To safely reuse the property, contamination is removed, reduced, and controlled enough to lower health risks during specific activities.  The EPA created Screening Levels for chemicals in materials, soil, water, and tissue based on studies of the cancer and health risks.  Contamination must be cleaned up to lower levels to be protective for activities in a Residential Zone than in an Industrial Zone.  This happens to be the case for the BIA Boarding School buildings. 

Back in the 1930’s the BIA built the Ignacio Boarding School with materials considered to be high quality.  Asbestos is durable, fire resistant, sound-proof, doesn’t conduct electricity, and was seen as decorative.  Asbestos is a mineral that can be curly, which was used for insulation, or straight like a rod, which was used to strengthen floor tiles.  From 1945-1989, asbestos was used in all sorts of products from hot plates to popcorn ceilings.  Then people realized asbestos damages the lungs and causes cancer. 

The Asbestos Hazard Emergency Response Act of 1986 required schools to inspect their buildings for asbestos and take appropriate abatement actions using accredited persons for inspection and abatement.  This applied to public buildings and multi-family residences by 1992.  Asbestos was banned from fireproofing and insulation by 1975, but a phase out rule was overturned in 1991 allowing asbestos use if hazard information is provided.  The 2016 Significant New Use Rule approved new uses for asbestos. 

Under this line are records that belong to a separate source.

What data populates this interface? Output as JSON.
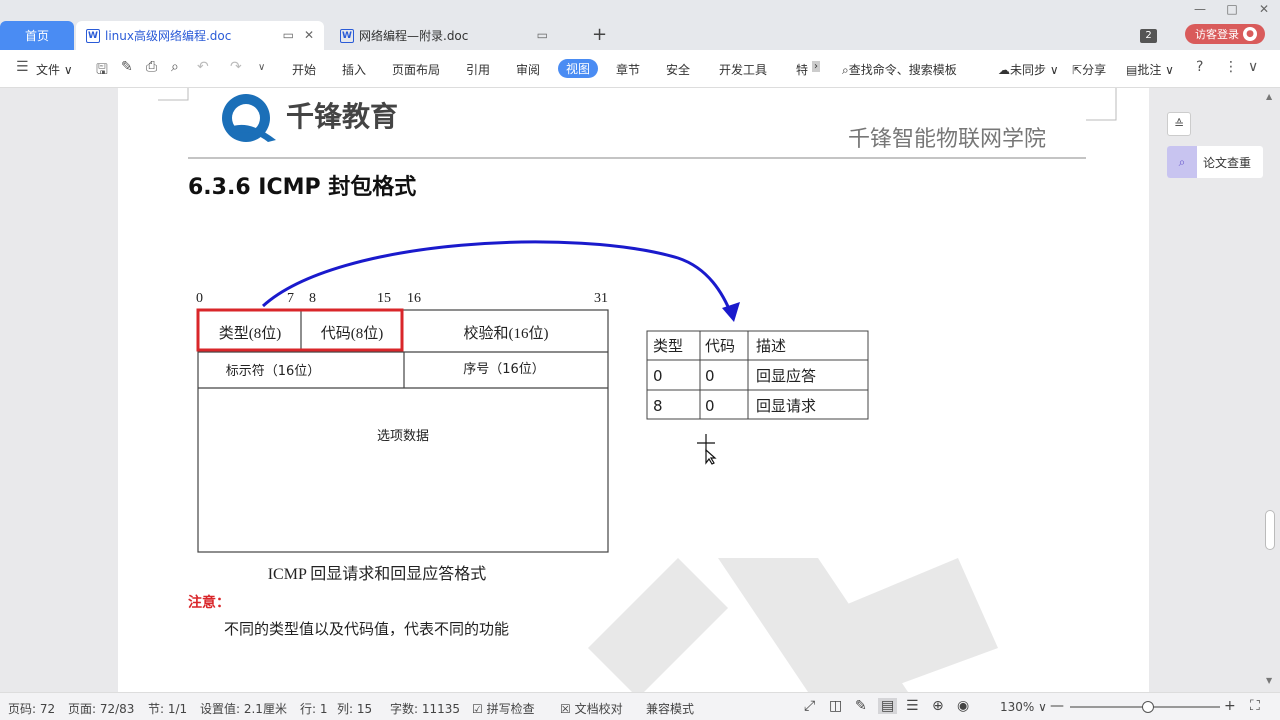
{
  "tabs": {
    "home": "首页",
    "doc1": "linux高级网络编程.doc",
    "doc2": "网络编程—附录.doc",
    "doc_icon": "W",
    "badge": "2",
    "guest": "访客登录"
  },
  "toolbar": {
    "file": "文件",
    "start": "开始",
    "insert": "插入",
    "layout": "页面布局",
    "reference": "引用",
    "review": "审阅",
    "view": "视图",
    "chapter": "章节",
    "security": "安全",
    "devtools": "开发工具",
    "special": "特",
    "search": "查找命令、搜索模板",
    "sync": "未同步",
    "share": "分享",
    "annotate": "批注"
  },
  "right_panel": {
    "essay_check": "论文查重"
  },
  "doc": {
    "org": "千锋教育",
    "school": "千锋智能物联网学院",
    "heading": "6.3.6 ICMP 封包格式",
    "bits": {
      "b0": "0",
      "b7": "7",
      "b8": "8",
      "b15": "15",
      "b16": "16",
      "b31": "31"
    },
    "fields": {
      "type": "类型(8位)",
      "code": "代码(8位)",
      "checksum": "校验和(16位)",
      "identifier": "标示符（16位）",
      "sequence": "序号（16位）",
      "options": "选项数据"
    },
    "caption": "ICMP 回显请求和回显应答格式",
    "note_label": "注意：",
    "note_text": "不同的类型值以及代码值，代表不同的功能"
  },
  "table": {
    "headers": [
      "类型",
      "代码",
      "描述"
    ],
    "rows": [
      [
        "0",
        "0",
        "回显应答"
      ],
      [
        "8",
        "0",
        "回显请求"
      ]
    ]
  },
  "status": {
    "page_code": "页码: 72",
    "page": "页面: 72/83",
    "section": "节: 1/1",
    "setting": "设置值: 2.1厘米",
    "row": "行: 1",
    "col": "列: 15",
    "words": "字数: 11135",
    "spell": "拼写检查",
    "proof": "文档校对",
    "compat": "兼容模式",
    "zoom": "130%"
  },
  "colors": {
    "accent": "#4a8cf3",
    "arrow": "#1a1acc",
    "highlight": "#d9262a",
    "note": "#d9262a"
  }
}
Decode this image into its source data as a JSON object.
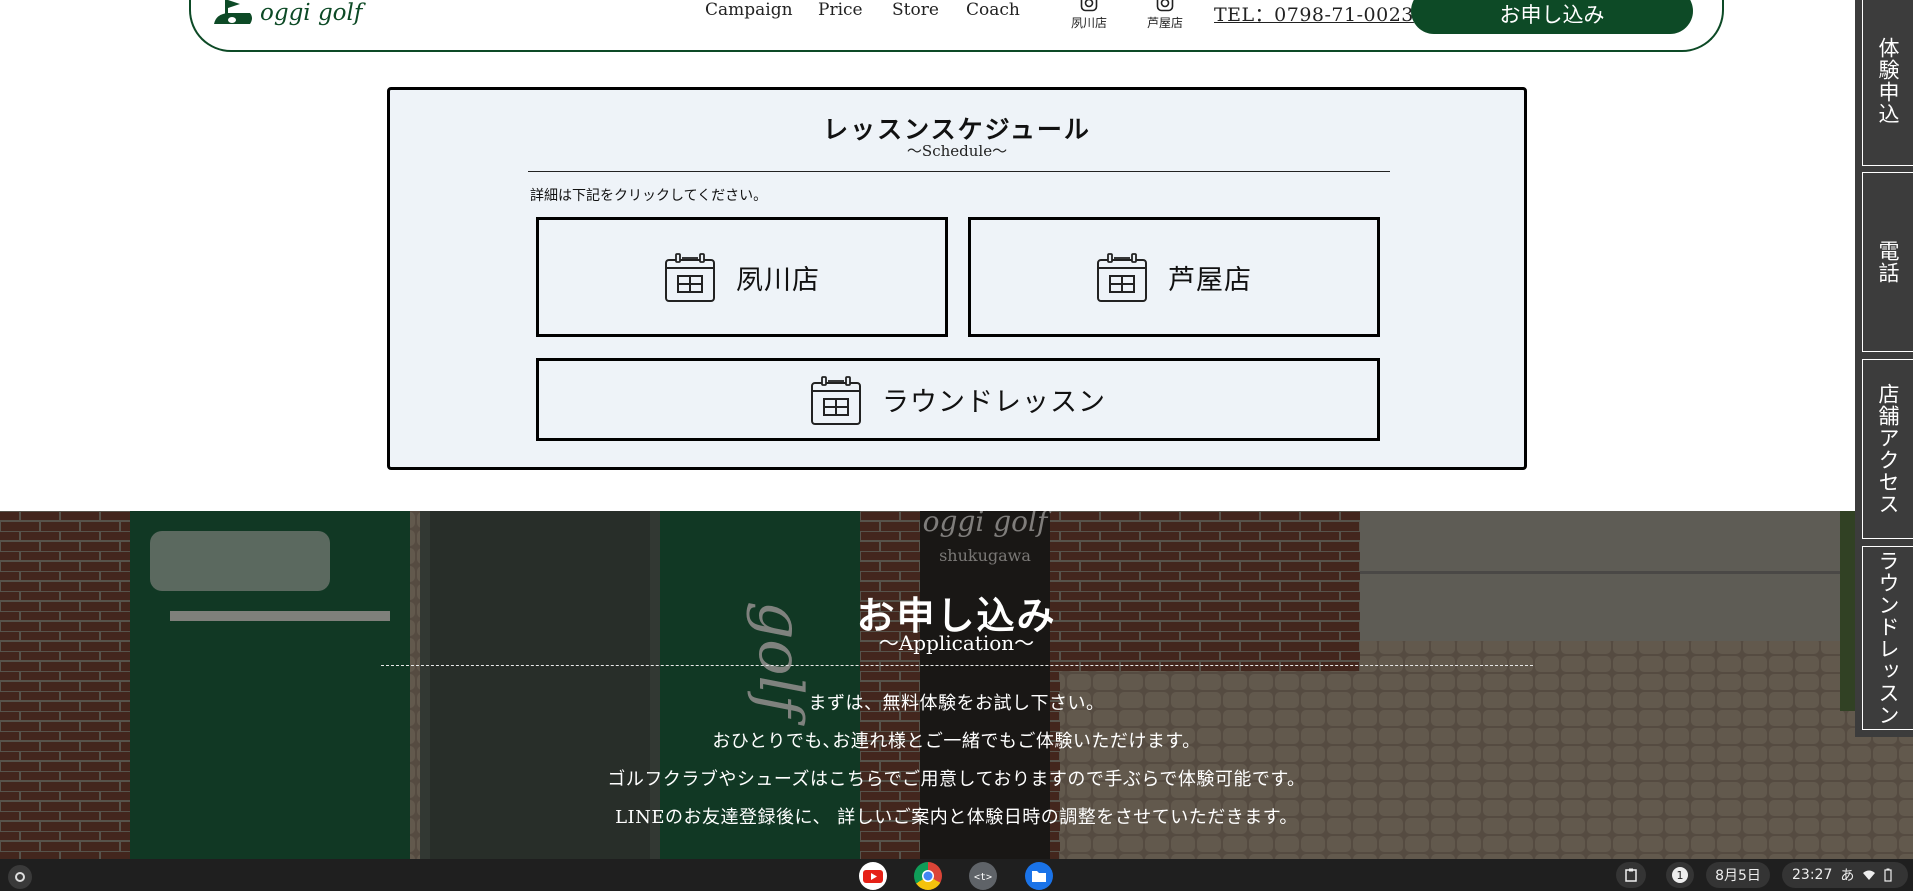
{
  "header": {
    "logo_text": "oggi golf",
    "nav": [
      "Campaign",
      "Price",
      "Store",
      "Coach"
    ],
    "instagram": [
      "夙川店",
      "芦屋店"
    ],
    "tel": "TEL：0798-71-0023",
    "apply_label": "お申し込み",
    "brand_color": "#0d4a26"
  },
  "schedule": {
    "title": "レッスンスケジュール",
    "subtitle": "〜Schedule〜",
    "note": "詳細は下記をクリックしてください。",
    "buttons": [
      "夙川店",
      "芦屋店",
      "ラウンドレッスン"
    ],
    "icon": "calendar-icon"
  },
  "application": {
    "title": "お申し込み",
    "subtitle": "〜Application〜",
    "paragraphs": [
      "まずは、無料体験をお試し下さい。",
      "おひとりでも､お連れ様とご一緒でもご体験いただけます。",
      "ゴルフクラブやシューズはこちらでご用意しておりますので手ぶらで体験可能です。",
      "LINEのお友達登録後に、 詳しいご案内と体験日時の調整をさせていただきます。"
    ],
    "photo_signage": [
      "oggi golf",
      "shukugawa",
      "golf"
    ]
  },
  "side_tabs": [
    "体験申込",
    "電話",
    "店舗アクセス",
    "ラウンドレッスン"
  ],
  "taskbar": {
    "apps": [
      "youtube-icon",
      "chrome-icon",
      "text-editor-icon",
      "files-icon"
    ],
    "notification_count": "1",
    "date": "8月5日",
    "time": "23:27",
    "ime": "あ"
  }
}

Lead also seemed helpful to make paint durable and brighter, until people realized it harms the brain and nervous system, and causes learning and behavior problems, so it was banned in 1978.  EPA requires individuals and firms who perform abatement projects in pre-1978 housing and child-occupied facilities to be certified and follow specific work practices. 

The Brownfields Program also scheduled assessments for two debris dumps.  Removing and safely disposing debris, like televisions or batteries with hazardous metals, helps keep grazing units safe for healthy livestock and good water quality. 

EPA assessments are scheduled for July 2020 for the Annex, Dining Hall, KSUT, Old Casino Site and two debris sites, based on 2019 planning.  Staying on schedule depends on pandemic safety and we’ll shift priorities as necessary.